We have already become used to the poverty of the unemployed and those on welfare, but the poverty of devoted workers? That is too much to watch.

But on second thoughts, the crises in the municipalities are not new. They did not begin today. Year in, year out, with mathematical precision, the local authorities strike, threats are heard that the school year will not begin, and the heads of the local authorities put up their tents in Jerusalem across from the government offices and the Knesset to protest budget cuts.

So who's to blame? Might the heads of the local authorities have a hand in it? The Interior Ministry and the local authorities claim that until 2002 the situation was quite good, and only the cruel cuts of the 2003 bridging payments plunged the municipalities into crisis.

However an internal treasury document reveals the crisis did not begin in 2003, but before. Most local authorities ended 2002 with a significant current deficit, even before the cuts. Some, like Yavneh, Ramle, Migdal Ha'emek, Arad, Mazkeret Batya and Taibeh took their situation seriously and implemented recovery programs. But others continued profligate spending and even increased their deficit in 2003, an election year in the local authorities.

But it would be a mistake to start the count from 2002. The seeds of the crisis were sown back in 1984 when Shas got control of the Interior Ministry, which it held until 2002, except for short periods under Ehud Barak, Haim Ramon, and Natan Sharansky.

During the happy Shas years, if the head of a local council would promise a synagogue, a kollel (yeshiva for married men) or a ritual bath, he would immediately receive handsome sums from the interior minister.

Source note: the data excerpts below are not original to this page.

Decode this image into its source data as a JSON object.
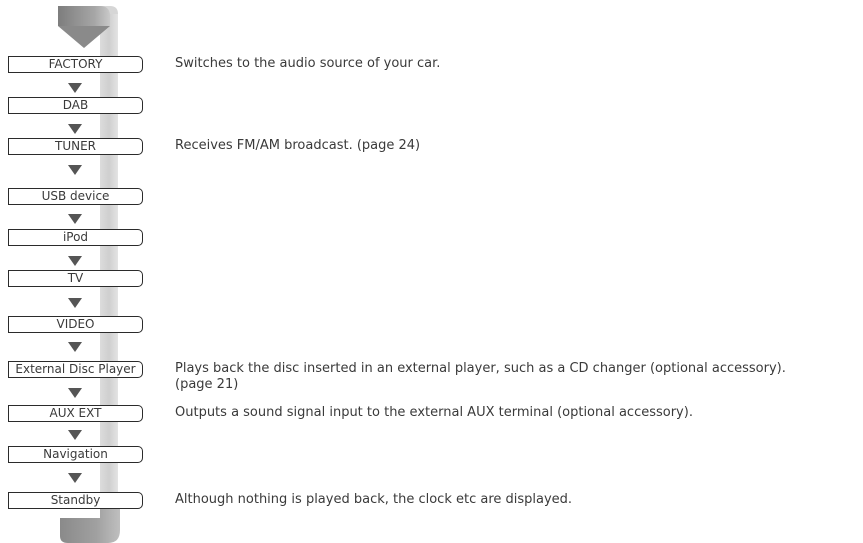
{
  "sources": [
    {
      "label": "FACTORY",
      "description": "Switches to the audio source of your car."
    },
    {
      "label": "DAB",
      "description": ""
    },
    {
      "label": "TUNER",
      "description": "Receives FM/AM broadcast. (page 24)"
    },
    {
      "label": "USB device",
      "description": ""
    },
    {
      "label": "iPod",
      "description": ""
    },
    {
      "label": "TV",
      "description": ""
    },
    {
      "label": "VIDEO",
      "description": ""
    },
    {
      "label": "External Disc Player",
      "description": "Plays back the disc inserted in an external player, such as a CD changer (optional accessory).",
      "description_cont": "(page 21)"
    },
    {
      "label": "AUX EXT",
      "description": "Outputs a sound signal input to the external AUX terminal (optional accessory)."
    },
    {
      "label": "Navigation",
      "description": ""
    },
    {
      "label": "Standby",
      "description": "Although nothing is played back, the clock etc are displayed."
    }
  ],
  "colors": {
    "text": "#3a3a3a",
    "box_border": "#2b2b2b",
    "arrow": "#555555",
    "loop_dark": "#8c8c8c",
    "loop_light": "#d8d8d8"
  },
  "icons": {
    "step_arrow": "triangle-down-icon",
    "loop": "cycle-loop-arrow-icon"
  }
}
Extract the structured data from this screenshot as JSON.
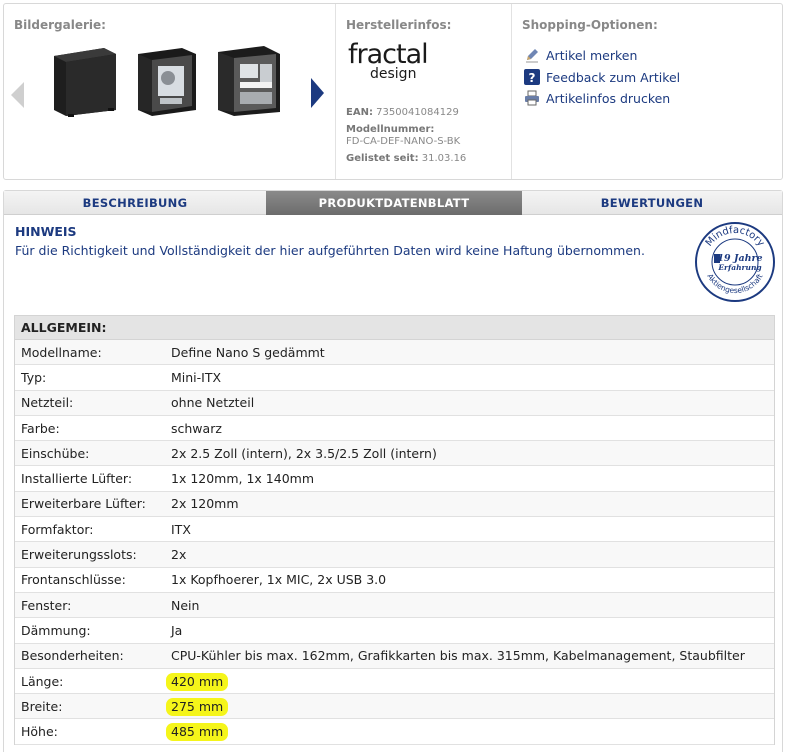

No one checked whether the budget had been exceeded or not.

The reports of auditors appointed to supervise the municipalities were submitted after the end of the fiscal year and were never implemented. No one forced the council head to be efficient or to cut the budget.

Many council heads turned the local authority into a jobs factory for their relatives, friends, and party members. They appointed paid deputies, wasted money extravagantly, and increased their staff out of all proportion. Afterward, when they wanted to be reelected, they tried to get the public to like them by not collecting city taxes, to the extent that municipalities are now owed many billions in back taxes.

Out of 155 local councils in need of recovery plans, only 57 have committed themselves to their implementation. The plans of 34 of them are in the process of being approved, 19 have not submitted programs and 45 municipalities that have had their plans approved by the Interior Ministry have decided not to implement them.

As a result, these municipalities will not receive the millions of shekels waiting for them in the Interior Ministry as part of the recovery plan, and the workers of those municipalities will not receive their salaries.

This is the height of cynicism. These are local authority heads who want the honey but not the stinger. They want the Interior Ministry's loans and grants, but they do not want to appoint an external ministry auditor to scrutinize and sign off on every expense.

They also do not want to reach a situation where they did not meet the obligations of the plan, at which point the interior minister is authorized to discharge them and appoint a governing committee.

Their goal is simple, to continue to hold the workers hostage, to continue not paying their salaries, not to begin the school year, and to have the workers go out to protest to create political pressure on the treasury and the prime minister to transfer the money to them, even without agreed-on recovery programs.

The bottom line that the main responsibility for the crisis, for its not being solved, and for the workers not receiving their salaries, sits on the shoulders of generations of local council heads. To a lesser extent, responsibility also rests with the treasury for slashing the bridging payments.